With the cyber security landscape changing drastically, security executives and actuaries have for the last few years been trying to figure out if there is a viable business model in which, given the right conditions, both sides can find a mutually beneficial value proposition.
This paper is an interesting study on a contract design problem where both insurers and organizations benefit in an interdependent security ecosystem with risk-averse organizations opting to buy cyber insurance. The insurers benefit because of the variance in security hygiene across enterprises and also through risk assessments as part of the prescreening that identifies areas in which organizations have to improve in order to buy coverage. As a result, the organization also ends up improving its security program and gains better assurance on the overall cyber security risk profile.
While the simulations and proofs are present in an online appendix, the paper shares key theorems for various combinations considered during the development of the model.
The explanation of various other efforts that this work builds upon, although brief, is helpful for a new researcher or an industry practitioner exploring the subject for real-life applications.

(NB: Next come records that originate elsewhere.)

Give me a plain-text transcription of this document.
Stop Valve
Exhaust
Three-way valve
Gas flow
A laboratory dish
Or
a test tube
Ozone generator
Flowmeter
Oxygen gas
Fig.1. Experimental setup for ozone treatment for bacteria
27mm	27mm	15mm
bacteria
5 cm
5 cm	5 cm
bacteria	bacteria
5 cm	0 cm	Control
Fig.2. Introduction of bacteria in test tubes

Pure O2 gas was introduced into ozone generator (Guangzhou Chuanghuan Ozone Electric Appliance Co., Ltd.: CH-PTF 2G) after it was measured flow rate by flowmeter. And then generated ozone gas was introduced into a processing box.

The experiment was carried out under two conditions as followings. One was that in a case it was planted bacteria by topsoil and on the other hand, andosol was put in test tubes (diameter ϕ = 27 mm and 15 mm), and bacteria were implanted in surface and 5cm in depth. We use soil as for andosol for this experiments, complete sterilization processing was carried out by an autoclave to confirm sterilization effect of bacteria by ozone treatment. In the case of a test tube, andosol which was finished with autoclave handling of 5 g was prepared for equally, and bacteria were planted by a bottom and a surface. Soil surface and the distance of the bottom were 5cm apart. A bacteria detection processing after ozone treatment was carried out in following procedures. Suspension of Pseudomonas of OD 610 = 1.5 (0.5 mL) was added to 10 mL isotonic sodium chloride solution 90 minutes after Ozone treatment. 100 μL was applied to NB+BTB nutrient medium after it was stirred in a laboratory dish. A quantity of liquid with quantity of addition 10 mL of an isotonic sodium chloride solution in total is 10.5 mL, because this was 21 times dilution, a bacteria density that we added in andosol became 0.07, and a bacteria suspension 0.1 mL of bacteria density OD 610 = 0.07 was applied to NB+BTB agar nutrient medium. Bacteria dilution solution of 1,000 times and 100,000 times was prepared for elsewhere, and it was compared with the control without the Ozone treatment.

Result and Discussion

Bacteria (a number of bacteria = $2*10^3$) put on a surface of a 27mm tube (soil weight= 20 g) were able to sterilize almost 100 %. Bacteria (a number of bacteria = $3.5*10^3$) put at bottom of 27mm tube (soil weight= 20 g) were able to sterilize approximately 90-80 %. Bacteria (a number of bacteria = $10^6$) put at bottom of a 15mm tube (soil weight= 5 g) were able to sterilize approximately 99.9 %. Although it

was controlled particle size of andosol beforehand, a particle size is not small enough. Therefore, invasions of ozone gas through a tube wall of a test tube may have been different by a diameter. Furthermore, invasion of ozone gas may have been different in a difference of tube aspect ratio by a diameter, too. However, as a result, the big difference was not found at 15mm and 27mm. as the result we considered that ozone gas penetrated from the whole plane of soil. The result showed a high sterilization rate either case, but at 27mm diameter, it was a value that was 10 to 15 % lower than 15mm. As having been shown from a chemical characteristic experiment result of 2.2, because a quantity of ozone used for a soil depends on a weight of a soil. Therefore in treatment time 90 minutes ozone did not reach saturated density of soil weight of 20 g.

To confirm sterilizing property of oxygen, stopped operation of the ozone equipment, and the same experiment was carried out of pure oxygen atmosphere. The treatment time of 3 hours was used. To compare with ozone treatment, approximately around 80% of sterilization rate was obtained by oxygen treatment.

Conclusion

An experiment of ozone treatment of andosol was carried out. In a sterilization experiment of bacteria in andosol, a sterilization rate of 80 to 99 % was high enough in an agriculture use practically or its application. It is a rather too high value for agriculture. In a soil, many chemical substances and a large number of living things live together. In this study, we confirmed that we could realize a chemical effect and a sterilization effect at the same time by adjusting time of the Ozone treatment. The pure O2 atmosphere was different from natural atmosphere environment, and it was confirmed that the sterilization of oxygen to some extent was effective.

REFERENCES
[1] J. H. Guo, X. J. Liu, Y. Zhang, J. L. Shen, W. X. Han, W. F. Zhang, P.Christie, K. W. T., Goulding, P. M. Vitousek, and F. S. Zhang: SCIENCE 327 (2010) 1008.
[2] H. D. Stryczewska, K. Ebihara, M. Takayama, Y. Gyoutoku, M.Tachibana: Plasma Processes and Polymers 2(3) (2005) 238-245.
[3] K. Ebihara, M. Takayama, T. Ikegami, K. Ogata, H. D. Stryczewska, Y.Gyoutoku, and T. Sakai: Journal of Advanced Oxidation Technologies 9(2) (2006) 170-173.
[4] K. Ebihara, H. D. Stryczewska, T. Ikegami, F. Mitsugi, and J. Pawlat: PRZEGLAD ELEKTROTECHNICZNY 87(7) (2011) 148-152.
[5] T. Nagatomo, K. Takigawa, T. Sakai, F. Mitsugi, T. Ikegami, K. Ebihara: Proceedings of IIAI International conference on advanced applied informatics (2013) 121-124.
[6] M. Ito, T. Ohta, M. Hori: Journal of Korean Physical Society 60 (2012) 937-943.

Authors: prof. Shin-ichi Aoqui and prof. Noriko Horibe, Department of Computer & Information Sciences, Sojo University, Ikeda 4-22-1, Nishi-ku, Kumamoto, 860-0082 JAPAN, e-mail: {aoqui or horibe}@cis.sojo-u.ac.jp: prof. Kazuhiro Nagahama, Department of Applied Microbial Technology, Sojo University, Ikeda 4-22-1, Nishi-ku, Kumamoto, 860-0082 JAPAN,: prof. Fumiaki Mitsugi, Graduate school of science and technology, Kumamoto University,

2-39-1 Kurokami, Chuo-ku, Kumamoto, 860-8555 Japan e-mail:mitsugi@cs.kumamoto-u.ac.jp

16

However, it should be noted that the work described in the paper is far from ready for experimentation or adoption by insurers. The generalizations, especially around comprehensive and accurate measurements of security posture, are theoretical. Even with artificial intelligence/machine learning (AI/ML) there is wide agreement that security is not an exact science and measuring it is much more nuanced than it appears.
The model’s strengths lie in its consideration of risk-neutral as well as risk-averse organizations and in formulating the interdependence aspects of the industry.
While more needs to be done, this work is clearly a step forward in addressing a key requirement of key stakeholders in the industry.